Each actor hits the nail on the head but honestly with a cast like this one it would be very hard to go wrong. Starting with Norton as Graham the actor infuses his character with the right amount of intellect charm and fear without ever overplaying one of those attributes. Of course we mustn't forget Norton's own skill at playing the psychotic in Primal Fear earning him an Oscar nomination. He is an actor of amazing talent. Fiennes also steps up to the plate as Dolarhyde but it isn't the rantings of a crazy man that grabs your attention. It's the quiet tender moments he has with his girlfriend (and we say "girlfriend" loosely because it's as close as to one as this freak can get). Played exquisitely by Emily Watson she's blind and cannot see what Dolarhyde has become so playing God with her is useless to him. The two stage-trained actors get to the heart of the relationship without a hint of effort. Instead Dolarhyde can just be with her and she almost makes him want to stop his insane going-ons. Almost.
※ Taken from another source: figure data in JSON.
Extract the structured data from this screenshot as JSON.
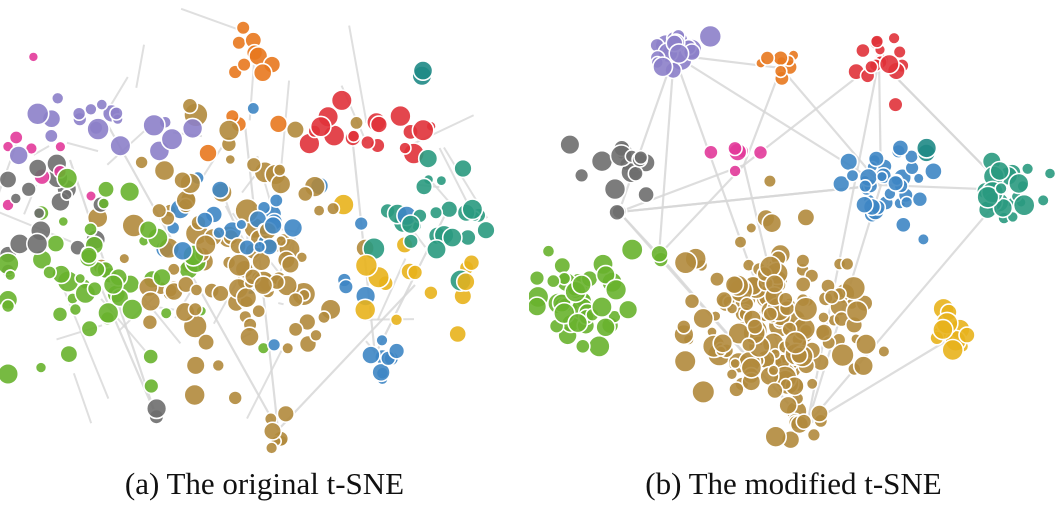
{
  "colors": {
    "purple": "#8c7fc9",
    "orange": "#e8781e",
    "red": "#e0323a",
    "pink": "#e23a9a",
    "teal": "#2a9a80",
    "darkteal": "#1f8a86",
    "gray": "#6e6e6e",
    "green": "#68b22e",
    "blue": "#3e86c4",
    "brown": "#b18a3c",
    "yellow": "#e8b21c",
    "edge": "#d8d8d8",
    "ring": "#ffffff"
  },
  "chart_data": [
    {
      "type": "scatter",
      "layout": "t-SNE projection with edges",
      "caption": "(a) The original t-SNE",
      "clusters": [
        "purple",
        "orange",
        "red",
        "pink",
        "teal",
        "gray",
        "green",
        "blue",
        "brown",
        "yellow"
      ],
      "cluster_separation": "low"
    },
    {
      "type": "scatter",
      "layout": "modified t-SNE projection with edges",
      "caption": "(b) The modified t-SNE",
      "clusters": [
        "purple",
        "orange",
        "red",
        "pink",
        "teal",
        "gray",
        "green",
        "blue",
        "brown",
        "yellow"
      ],
      "cluster_separation": "high"
    }
  ]
}
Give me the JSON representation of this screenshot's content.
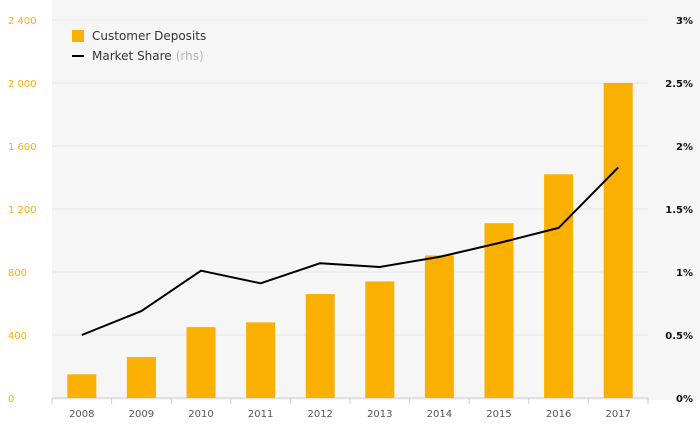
{
  "chart_data": {
    "type": "bar",
    "categories": [
      "2008",
      "2009",
      "2010",
      "2011",
      "2012",
      "2013",
      "2014",
      "2015",
      "2016",
      "2017"
    ],
    "series": [
      {
        "name": "Customer Deposits",
        "type": "bar",
        "axis": "left",
        "color": "#f9b000",
        "values": [
          150,
          260,
          450,
          480,
          660,
          740,
          905,
          1110,
          1420,
          2000
        ]
      },
      {
        "name": "Market Share",
        "axis_note": "(rhs)",
        "type": "line",
        "axis": "right",
        "color": "#000000",
        "values": [
          0.5,
          0.69,
          1.01,
          0.91,
          1.07,
          1.04,
          1.12,
          1.23,
          1.35,
          1.83
        ]
      }
    ],
    "y_left": {
      "ylim": [
        0,
        2400
      ],
      "ticks": [
        0,
        400,
        800,
        1200,
        1600,
        2000,
        2400
      ],
      "tick_labels": [
        "0",
        "400",
        "800",
        "1 200",
        "1 600",
        "2 000",
        "2 400"
      ],
      "tick_color": "#f9b000"
    },
    "y_right": {
      "ylim": [
        0,
        3
      ],
      "ticks": [
        0,
        0.5,
        1,
        1.5,
        2,
        2.5,
        3
      ],
      "tick_labels": [
        "0%",
        "0.5%",
        "1%",
        "1.5%",
        "2%",
        "2.5%",
        "3%"
      ]
    },
    "grid": true,
    "background": "#f6f6f6",
    "legend_placement": "top-left"
  }
}
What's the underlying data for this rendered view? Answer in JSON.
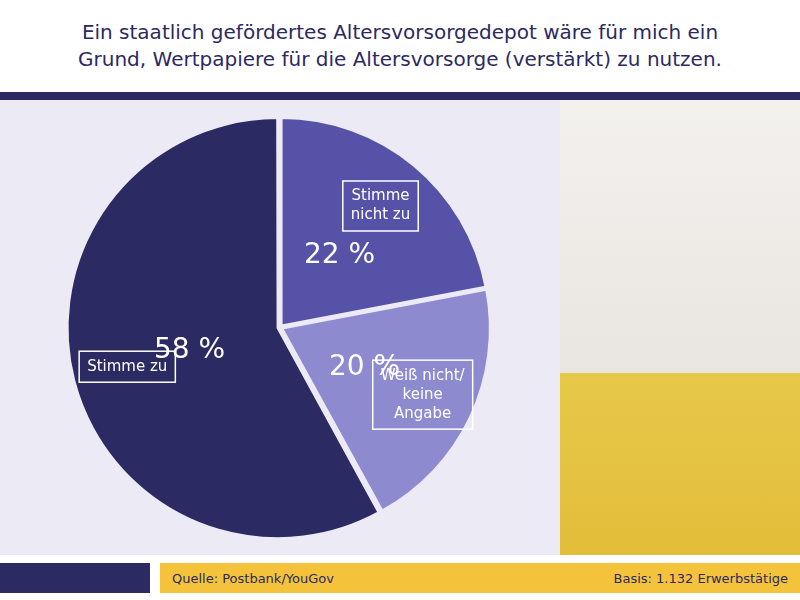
{
  "chart_data": {
    "type": "pie",
    "title": [
      "Ein staatlich gefördertes Altersvorsorgedepot wäre für mich ein",
      "Grund, Wertpapiere für die Altersvorsorge (verstärkt) zu nutzen."
    ],
    "categories": [
      "Stimme nicht zu",
      "Weiß nicht/ keine Angabe",
      "Stimme zu"
    ],
    "values": [
      22,
      20,
      58
    ],
    "value_labels": [
      "22 %",
      "20 %",
      "58 %"
    ],
    "colors": [
      "#5652a8",
      "#8d8ad0",
      "#2b2a62"
    ],
    "data_labels": true,
    "annotations": [
      "Quelle: Postbank/YouGov",
      "Basis: 1.132 Erwerbstätige"
    ]
  }
}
Then there's Hopkins. Winning an Oscar for portraying Lecter in Silence of the Lambs Hopkins simply is Lecter. There isn't anyone else who can play him. But what more can an actor do with a character he's played three times? Plenty as Hopkins proves in Dragon. This time it's the relationship he has with Graham that gives a new twist to Lecter. We see in Hopkins' eyes he may not like Will as much as he did Clarice Starling (come on everyone knows he was in love with her) but he respects Will. That's the difference and handled subtly by the British actor. Still now that the trilogy is done perhaps Hopkins may be able to put aside those cannibalistic impulses for good.
Fans of this Harris novel should feel comfortable with this rendition. Directed by Brett Ratner and adapted by Oscar-winning screenwriter Ted Tally (who won an Academy Award for Silence of the Lambs) it's a taut psychological roller coaster ride. Luckily Dragon is more about mind games and less about the gore than Hannibal. Ratner knows his stuff and delivers a powerful film. There have been other movie incarnations of Harris' novel particularly the 1985 Michael Mann version Manhunter but many fans felt Mann's film didn't truly capture the book even if it was well-made. Of course Mann also didn't have Hopkins playing his Lecter (although British actor Brian Cox did a heck of a good job). This is one of the keys to making Red Dragon great but it's also what keeps it from being better than Lambs. The story is different granted but it's territory we've seen covered before. Lecter in Lambs simply horrified us and the film was chilling all the way through. Dragon actually has more heart and is much more about relationships than about cold-blooded killing. The journey Ratner takes us on through serial-killer land is certainly terrifying but maybe it would have been a little different and even more intriguing to concentrate even more on its emotional aspects.